6
votes

In the core of our application, we use Castle Windsor to manage our dependencies. We'll be loading plugins from third parties which may be using their own IoC containers. We'd like them to be able to receive dependencies from the core, e.g. through constructor injection of the core's services, but also receive dependencies from their own IoC container.

It seems like if they supplied a service provider interface, Windsor could use it to resolve unknown dependencies, ignoring the results (since the lifetime of these components is someone else's business) and keep on trucking.
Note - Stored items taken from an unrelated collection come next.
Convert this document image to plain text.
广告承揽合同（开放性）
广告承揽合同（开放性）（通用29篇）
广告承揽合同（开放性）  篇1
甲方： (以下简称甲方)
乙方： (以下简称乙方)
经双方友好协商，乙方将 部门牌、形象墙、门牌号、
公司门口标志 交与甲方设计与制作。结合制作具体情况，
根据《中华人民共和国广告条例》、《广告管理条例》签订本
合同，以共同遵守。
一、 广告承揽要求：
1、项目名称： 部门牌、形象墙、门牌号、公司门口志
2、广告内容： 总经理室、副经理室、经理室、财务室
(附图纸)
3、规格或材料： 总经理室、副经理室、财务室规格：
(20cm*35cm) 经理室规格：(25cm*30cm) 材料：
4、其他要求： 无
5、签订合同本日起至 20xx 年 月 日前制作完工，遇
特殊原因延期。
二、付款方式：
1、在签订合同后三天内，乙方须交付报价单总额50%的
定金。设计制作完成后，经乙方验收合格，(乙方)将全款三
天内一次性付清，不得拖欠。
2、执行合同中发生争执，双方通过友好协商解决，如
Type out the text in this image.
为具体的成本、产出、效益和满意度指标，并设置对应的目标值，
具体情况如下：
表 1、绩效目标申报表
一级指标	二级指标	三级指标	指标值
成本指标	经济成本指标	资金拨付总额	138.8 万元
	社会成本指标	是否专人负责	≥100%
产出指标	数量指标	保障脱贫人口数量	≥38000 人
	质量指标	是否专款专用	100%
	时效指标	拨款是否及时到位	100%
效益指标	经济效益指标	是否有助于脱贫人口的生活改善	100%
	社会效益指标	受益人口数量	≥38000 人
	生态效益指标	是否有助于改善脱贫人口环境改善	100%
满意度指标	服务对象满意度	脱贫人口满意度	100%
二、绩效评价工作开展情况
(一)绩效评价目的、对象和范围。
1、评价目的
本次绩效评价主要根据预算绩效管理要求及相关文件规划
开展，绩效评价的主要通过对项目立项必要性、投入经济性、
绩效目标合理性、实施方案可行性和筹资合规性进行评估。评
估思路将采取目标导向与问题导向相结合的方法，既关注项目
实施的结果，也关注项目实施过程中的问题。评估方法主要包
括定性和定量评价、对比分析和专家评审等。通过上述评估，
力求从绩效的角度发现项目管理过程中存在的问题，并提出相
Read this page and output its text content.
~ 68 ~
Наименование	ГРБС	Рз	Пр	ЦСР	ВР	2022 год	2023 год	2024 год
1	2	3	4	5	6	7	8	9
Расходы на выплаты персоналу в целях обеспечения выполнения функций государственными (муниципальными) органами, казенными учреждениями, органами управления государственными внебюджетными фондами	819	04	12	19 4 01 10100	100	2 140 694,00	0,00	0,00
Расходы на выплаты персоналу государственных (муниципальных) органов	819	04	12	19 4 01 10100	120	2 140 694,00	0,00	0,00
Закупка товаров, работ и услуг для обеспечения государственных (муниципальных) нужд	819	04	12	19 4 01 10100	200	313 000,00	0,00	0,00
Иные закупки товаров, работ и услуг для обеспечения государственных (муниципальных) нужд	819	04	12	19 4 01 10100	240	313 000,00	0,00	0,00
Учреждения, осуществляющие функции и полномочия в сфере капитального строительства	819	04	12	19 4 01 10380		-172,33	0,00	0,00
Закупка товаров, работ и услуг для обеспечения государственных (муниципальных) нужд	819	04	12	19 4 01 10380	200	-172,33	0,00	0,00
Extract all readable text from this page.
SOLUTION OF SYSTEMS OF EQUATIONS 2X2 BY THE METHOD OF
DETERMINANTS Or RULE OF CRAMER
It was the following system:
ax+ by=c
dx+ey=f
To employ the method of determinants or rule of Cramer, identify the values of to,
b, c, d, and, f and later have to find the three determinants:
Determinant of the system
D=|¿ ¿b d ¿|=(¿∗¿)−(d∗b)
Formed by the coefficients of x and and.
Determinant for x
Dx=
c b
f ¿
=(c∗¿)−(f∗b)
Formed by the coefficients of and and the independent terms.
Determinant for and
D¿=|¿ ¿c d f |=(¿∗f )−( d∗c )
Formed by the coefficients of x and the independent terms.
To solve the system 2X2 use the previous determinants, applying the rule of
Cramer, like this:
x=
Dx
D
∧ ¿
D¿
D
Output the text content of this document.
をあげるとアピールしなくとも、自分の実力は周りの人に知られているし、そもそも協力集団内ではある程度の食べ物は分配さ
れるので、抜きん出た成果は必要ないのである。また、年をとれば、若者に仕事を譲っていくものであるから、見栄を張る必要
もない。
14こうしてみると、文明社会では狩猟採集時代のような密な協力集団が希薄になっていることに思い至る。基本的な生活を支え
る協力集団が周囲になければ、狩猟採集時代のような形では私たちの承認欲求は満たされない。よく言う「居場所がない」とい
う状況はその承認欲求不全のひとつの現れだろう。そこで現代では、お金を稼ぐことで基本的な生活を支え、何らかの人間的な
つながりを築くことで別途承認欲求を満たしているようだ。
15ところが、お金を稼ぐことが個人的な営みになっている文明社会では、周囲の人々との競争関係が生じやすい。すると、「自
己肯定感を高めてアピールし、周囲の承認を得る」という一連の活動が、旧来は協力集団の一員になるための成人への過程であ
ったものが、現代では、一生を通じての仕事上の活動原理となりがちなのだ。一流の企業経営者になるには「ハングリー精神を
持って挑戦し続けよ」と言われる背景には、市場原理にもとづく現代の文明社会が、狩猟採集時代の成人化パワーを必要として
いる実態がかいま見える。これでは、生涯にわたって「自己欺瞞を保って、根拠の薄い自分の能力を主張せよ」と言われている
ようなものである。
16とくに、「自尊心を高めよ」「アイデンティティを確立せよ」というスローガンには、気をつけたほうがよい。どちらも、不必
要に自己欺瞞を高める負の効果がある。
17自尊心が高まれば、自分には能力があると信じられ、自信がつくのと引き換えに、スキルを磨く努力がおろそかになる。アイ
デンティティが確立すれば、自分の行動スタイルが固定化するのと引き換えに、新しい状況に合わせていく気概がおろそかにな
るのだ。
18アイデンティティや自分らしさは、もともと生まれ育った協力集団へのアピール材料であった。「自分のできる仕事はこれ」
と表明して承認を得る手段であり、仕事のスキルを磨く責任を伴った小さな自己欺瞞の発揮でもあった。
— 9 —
But I am also sure there are some great subtleties that come up when you attempt something like this.

1
That's a very bad idea. Mixing containers is like mixing alcohols - it never ends well.Krzysztof Kozmic
It certainly seems hangover-inducing, but surely we're not the first application which wants to use one container, but make friends with libraries which chose another.Sebastian Good
It sounds like we're trying to solve the same problem here. Read this post: stackoverflow.com/questions/6238431/common-service-registry. Did you manage to find a solution?Lawrence Wagerfield

1 Answers

6
votes

That's not necessary. If you enable those plugins to use Constructor Injection to get the appropriate services from your host application, Castle Windsor can wire up the PlugIn correctly. PlugIns simply use Constructor Injection as a way to statically declare a dependency, so as long as Windsor can resolve the dependency, the PlugIn will receive it.

What happens inside of each PlugIn (including use of other containers) is of no concern of the host application.